My mom is very patient. She loves cooking and feeding people as much as I do. I think that’s the reason her food is so tasty, because of all the love she gives to the food. When I asked her if I can take pictures while she makes, she got so excited that she delayed cooking for me. She thinks I’m not honest when it comes to tasting her food and she thinks something is inadequate, but she cooks the best (as does everyone else’s mom). This chutney stays fresh for about a month in the fridge, make sure the salt isn’t less or it will go bad fast. This is just one of the recipes I’m uploading now, because I have a ton more, and so less time. I have recipes for Dosaavakaya, Kandi Vepudu and Maramarala Uggani, but no time to write and upload. I have asked mom to make more, and she is willing to make more. I asked the recipe for her famous Mukkala Pachadi which is mango pieces in spices. But the availability of mangoes is still scarce so she couldn’t make it. So here’s the recipe for Allam Pachadi or Ginger Chutney.
Ingredients
Ginger – 1/3 cup (chopped into small pieces)
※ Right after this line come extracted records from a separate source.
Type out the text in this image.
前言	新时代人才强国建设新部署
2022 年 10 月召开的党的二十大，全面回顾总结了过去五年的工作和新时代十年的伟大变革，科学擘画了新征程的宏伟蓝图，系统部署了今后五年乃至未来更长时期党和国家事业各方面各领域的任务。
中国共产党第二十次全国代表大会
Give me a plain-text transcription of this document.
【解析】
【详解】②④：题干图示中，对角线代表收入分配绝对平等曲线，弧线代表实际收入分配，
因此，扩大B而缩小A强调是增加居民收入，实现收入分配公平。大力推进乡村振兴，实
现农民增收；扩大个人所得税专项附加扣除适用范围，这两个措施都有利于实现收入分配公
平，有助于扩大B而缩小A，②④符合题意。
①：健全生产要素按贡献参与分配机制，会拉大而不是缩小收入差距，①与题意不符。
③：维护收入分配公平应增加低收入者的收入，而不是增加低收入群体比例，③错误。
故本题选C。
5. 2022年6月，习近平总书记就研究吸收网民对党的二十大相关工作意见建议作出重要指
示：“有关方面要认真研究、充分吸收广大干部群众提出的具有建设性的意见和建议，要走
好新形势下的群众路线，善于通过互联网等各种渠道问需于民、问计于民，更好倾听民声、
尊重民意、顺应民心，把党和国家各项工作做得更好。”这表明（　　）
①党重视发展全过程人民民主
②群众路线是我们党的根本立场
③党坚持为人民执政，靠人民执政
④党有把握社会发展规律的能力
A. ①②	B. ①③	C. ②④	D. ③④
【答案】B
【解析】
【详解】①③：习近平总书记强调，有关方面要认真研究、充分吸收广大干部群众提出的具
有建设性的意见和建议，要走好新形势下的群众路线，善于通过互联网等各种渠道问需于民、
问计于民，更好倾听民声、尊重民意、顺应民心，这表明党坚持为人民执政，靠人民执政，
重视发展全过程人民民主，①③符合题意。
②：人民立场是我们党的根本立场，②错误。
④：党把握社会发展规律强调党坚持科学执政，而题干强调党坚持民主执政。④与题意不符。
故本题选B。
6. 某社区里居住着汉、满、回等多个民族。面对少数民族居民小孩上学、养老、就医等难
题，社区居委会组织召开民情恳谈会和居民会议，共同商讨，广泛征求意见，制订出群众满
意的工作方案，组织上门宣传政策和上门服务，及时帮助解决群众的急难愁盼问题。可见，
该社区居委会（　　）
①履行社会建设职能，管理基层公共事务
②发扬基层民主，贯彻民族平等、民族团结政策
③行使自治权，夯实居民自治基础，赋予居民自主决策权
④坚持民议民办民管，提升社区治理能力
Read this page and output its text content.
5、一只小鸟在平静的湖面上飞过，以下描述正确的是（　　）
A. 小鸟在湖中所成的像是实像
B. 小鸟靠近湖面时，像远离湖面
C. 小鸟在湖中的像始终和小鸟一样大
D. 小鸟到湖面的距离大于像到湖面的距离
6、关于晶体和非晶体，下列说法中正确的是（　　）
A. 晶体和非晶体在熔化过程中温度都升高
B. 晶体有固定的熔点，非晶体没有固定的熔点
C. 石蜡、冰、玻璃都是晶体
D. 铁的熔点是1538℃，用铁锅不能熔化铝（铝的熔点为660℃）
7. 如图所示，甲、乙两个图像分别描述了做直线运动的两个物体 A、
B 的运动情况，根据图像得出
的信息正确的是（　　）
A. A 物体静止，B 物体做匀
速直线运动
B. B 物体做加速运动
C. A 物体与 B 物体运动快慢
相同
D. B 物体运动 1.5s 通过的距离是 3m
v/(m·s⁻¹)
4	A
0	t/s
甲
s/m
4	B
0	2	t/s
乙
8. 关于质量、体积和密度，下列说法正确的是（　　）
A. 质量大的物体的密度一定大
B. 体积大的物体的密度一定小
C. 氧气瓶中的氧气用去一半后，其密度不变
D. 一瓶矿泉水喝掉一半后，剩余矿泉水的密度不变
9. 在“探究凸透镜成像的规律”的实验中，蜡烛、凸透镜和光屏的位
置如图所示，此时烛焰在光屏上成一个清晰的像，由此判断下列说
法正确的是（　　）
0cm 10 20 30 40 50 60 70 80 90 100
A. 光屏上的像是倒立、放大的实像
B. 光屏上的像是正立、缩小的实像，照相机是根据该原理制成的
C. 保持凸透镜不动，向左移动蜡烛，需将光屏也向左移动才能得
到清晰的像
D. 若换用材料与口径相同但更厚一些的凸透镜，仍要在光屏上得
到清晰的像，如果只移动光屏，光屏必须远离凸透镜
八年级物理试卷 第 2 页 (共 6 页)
Jaggery – 1/4 cup (chopped into small pieces)
Tamarind – 1 cup (soaked and de-seeded)
Sugar – 3 tablespoons
Dried Red Chilies – 10 (Mom used more)
Urad Dal – 1 tablespoon
Fenugreek seeds – 1/4 teaspoon
Mustard seeds – 1/2 tablespoon
Cumin seeds – 1 tablespoon
Asafoetida – 1/4 teaspoon
Oil – 2 tablespoons
Water – As required
Salt – As needed
How to Make
Step 1: In a pan once heated, add oil. Once hot, add the urad dal and fenugreek seeds. Next add the mustard seeds. As the mustard seeds start spluttering, add the asafoetida, cumin seeds and the dried red chilies.
Step 2: Take the above into the food processor jar (or a plate to cool it down a bit). In the jar add the ginger, jaggery and the soaked tamarind.
Step 3: Blend it. Add water accordingly. Add some sugar, adjust jaggery (if required) and salt and blend it again.
Step 4: Serve it with idli/dosa/pesarattu/rice/upma or even chapati.
Tips:
- Increasing ginger will lead to bitterness, so keep the ginger as minimum as possible.
- You can increase the jaggery if you prefer more sweet or tamarind if you like it tangy.
- We used more dried red chilies because we eat it very spicy, but you can increase or decrease accordingly.
- It stays fresh for about a month in the fridge, but it doesn’t last that long at our house.